Kehadiran Predator Atlas 8 menandai langkah baru Acer di pasar handheld gaming yang selama ini didominasi perangkat berbasis AMD seperti Steam Deck, Asus ROG Ally, dan Lenovo Legion Go.
Dikutip dari WCCF tech, Acer mencoba menawarkan kombinasi performa tinggi, layar besar, dan kapasitas baterai yang lebih besar dibanding banyak pesaing di kelasnya.
Meski harga resminya belum diumumkan, Predator Atlas 8 diproyeksikan menjadi salah satu produk unggulan Acer untuk gamer yang menginginkan pengalaman bermain game PC dalam format portabel.
Spesifikasi Acer Predator Atlas 8
Jantung utama Predator Atlas 8 adalah Intel Arc G3 Extreme, prosesor handheld terbaru Intel yang dibangun dengan konfigurasi 14 inti CPU. Chip ini menggabungkan dua Performance Core untuk tugas berat, delapan Efficient Core untuk beban kerja multi-thread, dan empat Low-Power Efficient Core yang difokuskan pada efisiensi daya.Untuk grafis, Acer mengandalkan GPU Intel Arc B390 yang membawa 12 Xe3 Core. Kombinasi tersebut memungkinkan perangkat menjalankan game modern dengan dukungan ray tracing serta teknologi Intel XeSS 3 berbasis AI untuk meningkatkan frame rate dan kualitas visual.
Acer menyebut platform ini dirancang untuk memberikan performa gaming tinggi tanpa mengorbankan efisiensi baterai, sebuah aspek yang menjadi tantangan utama pada perangkat handheld modern.
Predator Atlas 8 dibekali layar sentuh berukuran 8 inci dengan resolusi WUXGA 1.920 x 1.200 piksel.
Panel tersebut mendukung refresh rate 120Hz dan Variable Refresh Rate (VRR) untuk menghasilkan animasi yang lebih halus saat bermain game. Tingkat kecerahannya mencapai 500 nits sehingga tetap nyaman digunakan di lingkungan yang terang.
Ukuran layar yang lebih besar dibanding banyak handheld gaming lain di pasaran juga menjadi salah satu daya tarik utama perangkat ini, terutama untuk game AAA yang membutuhkan area tampilan lebih luas.
Salah satu spesifikasi yang cukup menonjol adalah penggunaan baterai berkapasitas hingga 80Wh.
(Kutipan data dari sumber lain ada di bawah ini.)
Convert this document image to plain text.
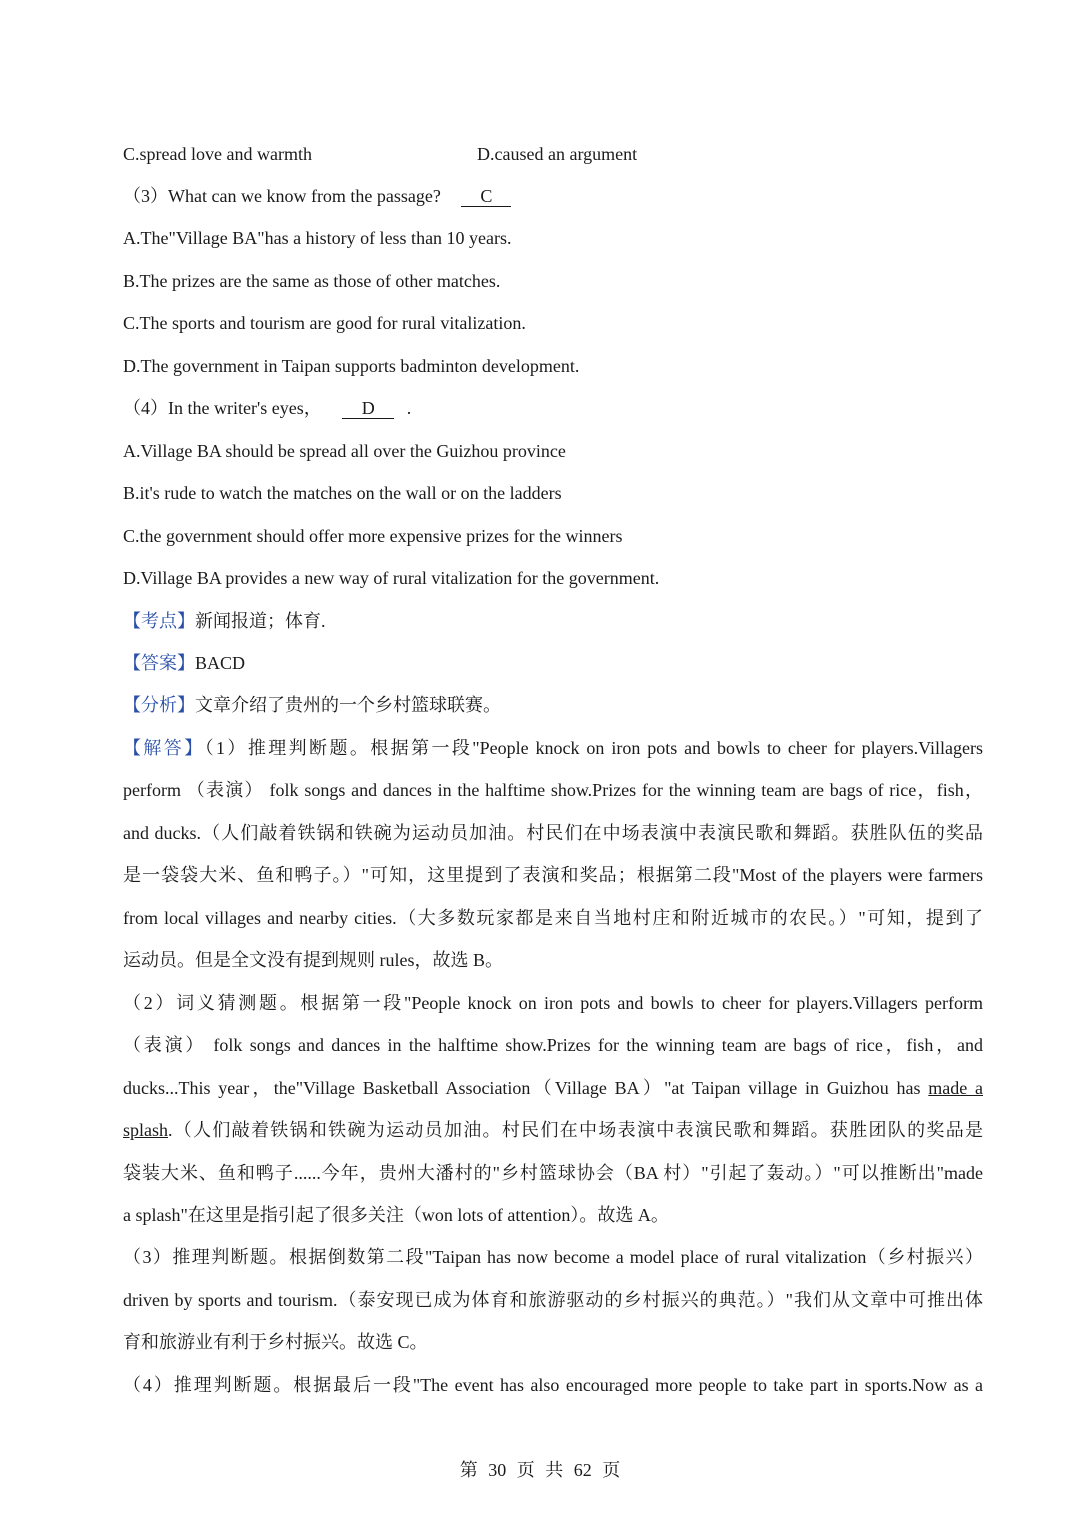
C.spread love and warmth	D.caused an argument
（3）What can we know from the passage? C
A.The"Village BA"has a history of less than 10 years.
B.The prizes are the same as those of other matches.
C.The sports and tourism are good for rural vitalization.
D.The government in Taipan supports badminton development.
（4）In the writer's eyes， D .
A.Village BA should be spread all over the Guizhou province
B.it's rude to watch the matches on the wall or on the ladders
C.the government should offer more expensive prizes for the winners
D.Village BA provides a new way of rural vitalization for the government.
【考点】新闻报道；体育.
【答案】BACD
【分析】文章介绍了贵州的一个乡村篮球联赛。
【解答】（1）推理判断题。根据第一段"People knock on iron pots and bowls to cheer for players.Villagers
perform （表演） folk songs and dances in the halftime show.Prizes for the winning team are bags of rice，fish，
and ducks.（人们敲着铁锅和铁碗为运动员加油。村民们在中场表演中表演民歌和舞蹈。获胜队伍的奖品
是一袋袋大米、鱼和鸭子。）"可知，这里提到了表演和奖品；根据第二段"Most of the players were farmers
from local villages and nearby cities.（大多数玩家都是来自当地村庄和附近城市的农民。）"可知，提到了
运动员。但是全文没有提到规则 rules，故选 B。
（2）词义猜测题。根据第一段"People knock on iron pots and bowls to cheer for players.Villagers perform
（表演） folk songs and dances in the halftime show.Prizes for the winning team are bags of rice，fish，and
ducks...This year，the"Village Basketball Association（Village BA）"at Taipan village in Guizhou has made a
splash.（人们敲着铁锅和铁碗为运动员加油。村民们在中场表演中表演民歌和舞蹈。获胜团队的奖品是
袋装大米、鱼和鸭子......今年，贵州大潘村的"乡村篮球协会（BA 村）"引起了轰动。）"可以推断出"made
a splash"在这里是指引起了很多关注（won lots of attention）。故选 A。
（3）推理判断题。根据倒数第二段"Taipan has now become a model place of rural vitalization（乡村振兴）
driven by sports and tourism.（泰安现已成为体育和旅游驱动的乡村振兴的典范。）"我们从文章中可推出体
育和旅游业有利于乡村振兴。故选 C。
（4）推理判断题。根据最后一段"The event has also encouraged more people to take part in sports.Now as a
第 30 页 共 62 页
Kapasitas tersebut tergolong besar untuk perangkat handheld dan menjadi salah satu yang terbesar di kelasnya saat ini. Acer berharap kombinasi baterai besar dan efisiensi Intel Arc G3 Extreme dapat memberikan waktu bermain lebih lama dibanding generasi sebelumnya.
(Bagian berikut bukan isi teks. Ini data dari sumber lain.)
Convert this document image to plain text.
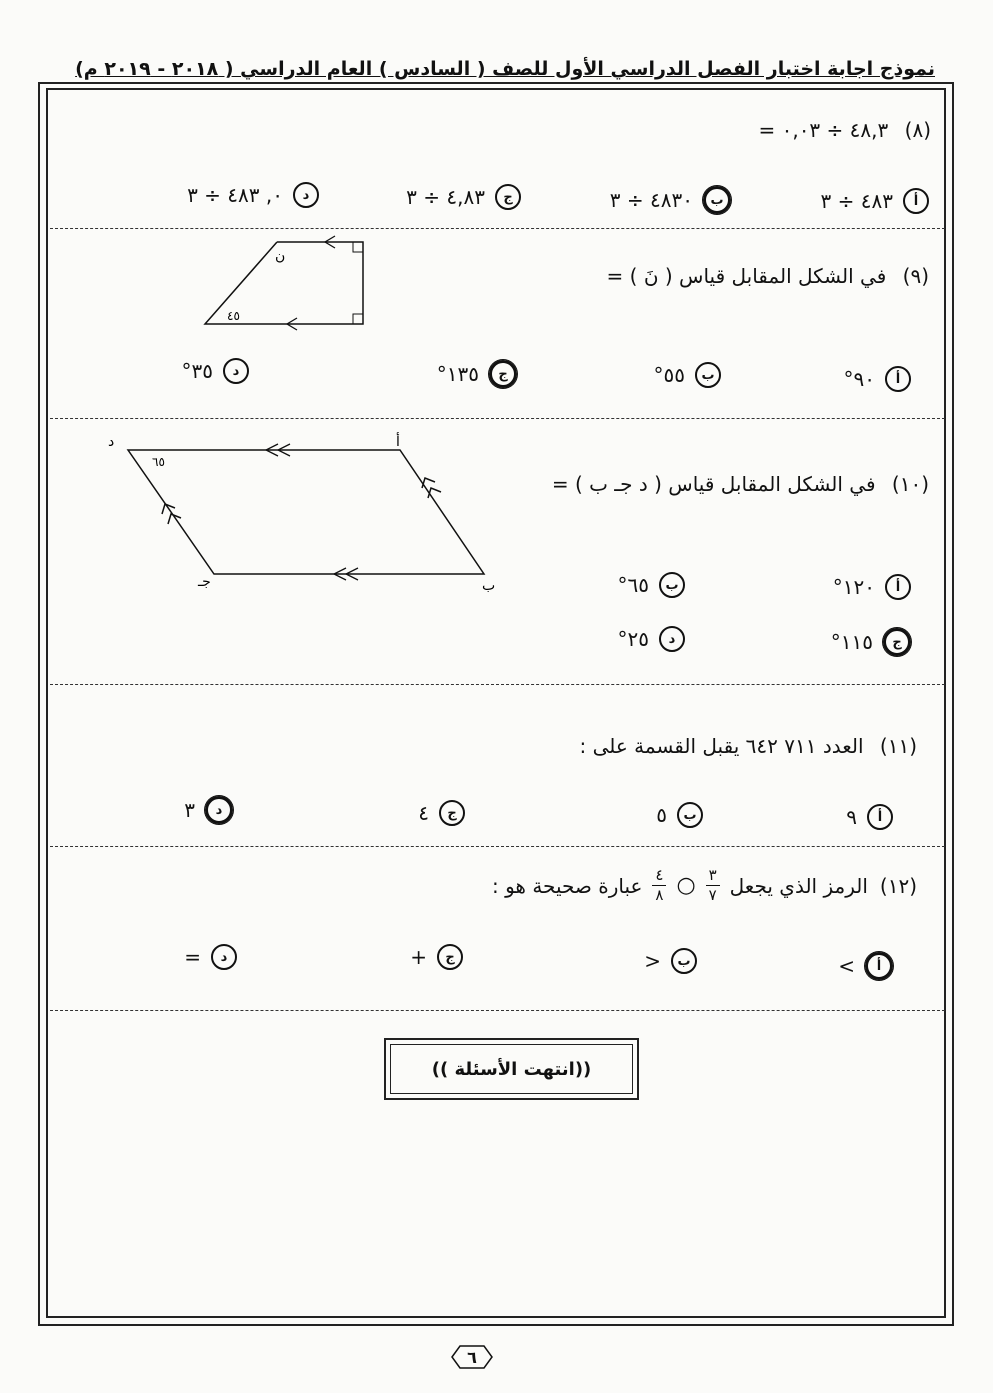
نموذج اجابة اختبار الفصل الدراسي الأول للصف ( السادس ) العام الدراسي ( ٢٠١٨ - ٢٠١٩ م)
(٨) ٤٨,٣ ÷ ٠,٠٣ =
أ
٤٨٣ ÷ ٣
ب
٤٨٣٠ ÷ ٣
ج
٤,٨٣ ÷ ٣
د
٠, ٤٨٣ ÷ ٣
(٩) في الشكل المقابل قياس ( نَ ) =
ن
٤٥
أ
٩٠°
ب
٥٥°
ج
١٣٥°
د
٣٥°
أ
ب
جـ
د
٦٥
(١٠) في الشكل المقابل قياس ( د جـ ب ) =
أ
١٢٠°
ب
٦٥°
ج
١١٥°
د
٢٥°
(١١) العدد ٧١١ ٦٤٢ يقبل القسمة على :
أ
٩
ب
٥
ج
٤
د
٣
(١٢)
الرمز الذي يجعل
$\frac{٣}{٧}$
○
$\frac{٤}{٨}$
عبارة صحيحة هو :
أ
>
ب
<
ج
+
د
=
((انتهت الأسئلة ))
٦
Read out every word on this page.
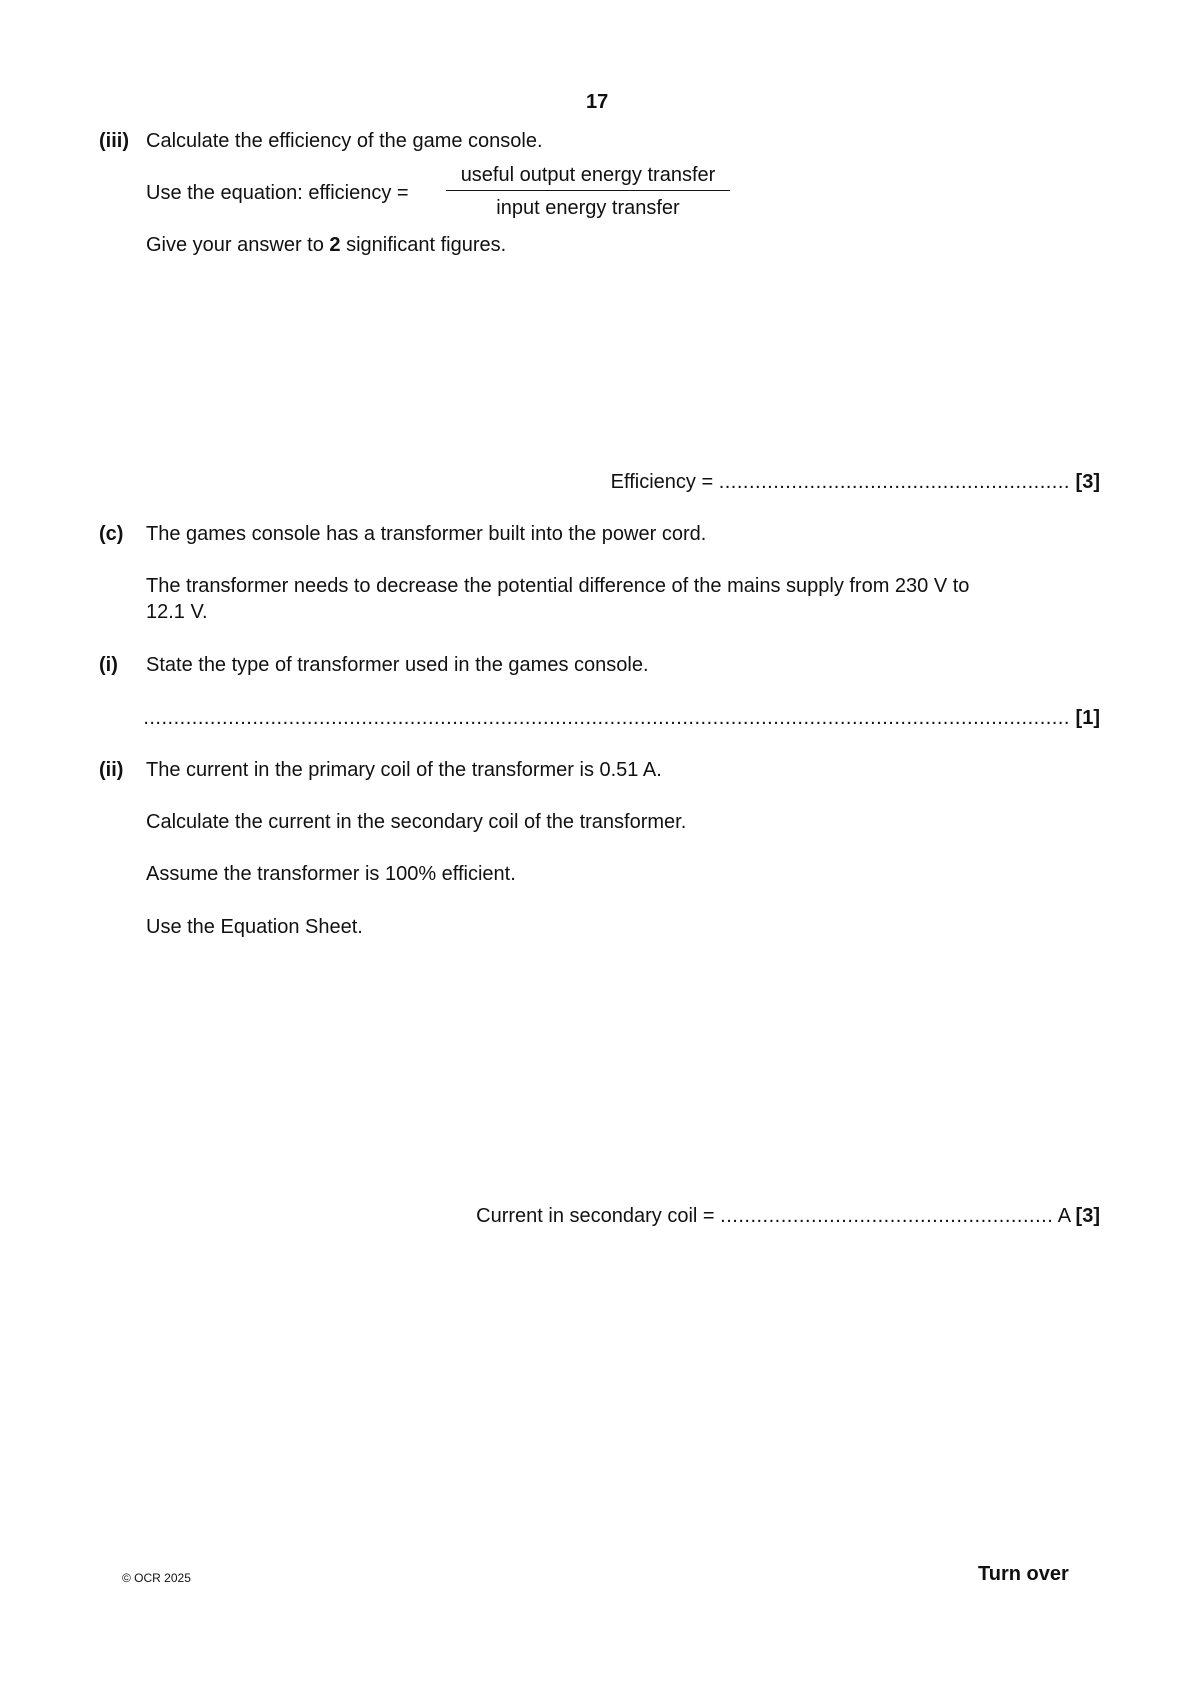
17
(iii) Calculate the efficiency of the game console.
Use the equation: efficiency =
useful output energy transfer
input energy transfer
Give your answer to 2 significant figures.
Efficiency = .......................................................... [3]
(c) The games console has a transformer built into the power cord.
The transformer needs to decrease the potential difference of the mains supply from 230 V to
12.1 V.
(i) State the type of transformer used in the games console.
......................................................................................................................................................... [1]
(ii) The current in the primary coil of the transformer is 0.51 A.
Calculate the current in the secondary coil of the transformer.
Assume the transformer is 100% efficient.
Use the Equation Sheet.
Current in secondary coil = ....................................................... A [3]
© OCR 2025	Turn over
Untuk menjaga suhu tetap stabil, Acer menyematkan sistem pendingin AeroBlade yang menggunakan dua kipas. Salah satunya merupakan kipas berbahan metal yang diklaim mampu meningkatkan aliran udara hingga 10 persen dibanding desain konvensional.
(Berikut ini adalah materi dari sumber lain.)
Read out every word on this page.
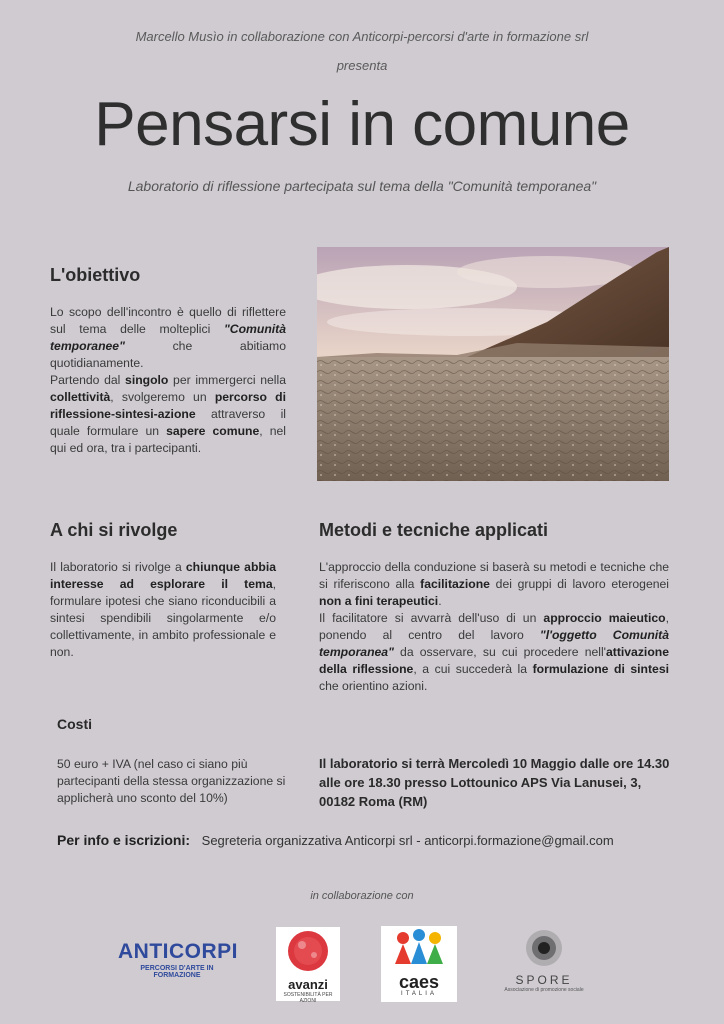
Marcello Musìo in collaborazione con Anticorpi-percorsi d'arte in formazione srl
presenta
Pensarsi in comune
Laboratorio di riflessione partecipata sul tema della "Comunità temporanea"
L'obiettivo
Lo scopo dell'incontro è quello di riflettere sul tema delle molteplici "Comunità temporanee" che abitiamo quotidianamente.
Partendo dal singolo per immergerci nella collettività, svolgeremo un percorso di riflessione-sintesi-azione attraverso il quale formulare un sapere comune, nel qui ed ora, tra i partecipanti.
A chi si rivolge
Il laboratorio si rivolge a chiunque abbia interesse ad esplorare il tema, formulare ipotesi che siano riconducibili a sintesi spendibili singolarmente e/o collettivamente, in ambito professionale e non.
Metodi e tecniche applicati
L'approccio della conduzione si baserà su metodi e tecniche che si riferiscono alla facilitazione dei gruppi di lavoro eterogenei non a fini terapeutici.
Il facilitatore si avvarrà dell'uso di un approccio maieutico, ponendo al centro del lavoro "l'oggetto Comunità temporanea" da osservare, su cui procedere nell'attivazione della riflessione, a cui succederà la formulazione di sintesi che orientino azioni.
Costi
50 euro + IVA (nel caso ci siano più partecipanti della stessa organizzazione si applicherà uno sconto del 10%)
Il laboratorio si terrà Mercoledì 10 Maggio dalle ore 14.30 alle ore 18.30 presso Lottounico APS Via Lanusei, 3, 00182 Roma (RM)
Per info e iscrizioni: Segreteria organizzativa Anticorpi srl - anticorpi.formazione@gmail.com
in collaborazione con
ANTICORPI
PERCORSI D'ARTE IN FORMAZIONE
avanzi
SOSTENIBILITÀ PER AZIONI
caes
ITALIA
SPORE
Associazione di promozione sociale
Sistem pendingin tersebut dipadukan dengan teknologi Vortex Flow untuk membantu mempertahankan performa saat menjalankan game berat dalam waktu lama.
Acer juga membekali Predator Atlas 8 dengan spesifikasi yang lebih dekat ke laptop gaming dibanding perangkat handheld biasa.
Perangkat ini dapat dikonfigurasi dengan RAM LPDDR5x hingga 24GB berkecepatan 7467 MT/s dan penyimpanan SSD PCIe Gen4 NVMe hingga 1TB.
Dari sisi konektivitas, tersedia dua port Thunderbolt 4, slot kartu microSD UHS-II, jack audio 3,5 mm, Intel Killer Wi-Fi 7, serta Bluetooth 5.4.
Acer juga menyertakan berbagai kontrol fisik yang umum ditemukan pada handheld gaming premium, termasuk joystick analog penuh, Hall-effect trigger, tombol macro, Xbox Game Bar Widget, dan tombol khusus PredatorSense untuk mengatur performa perangkat.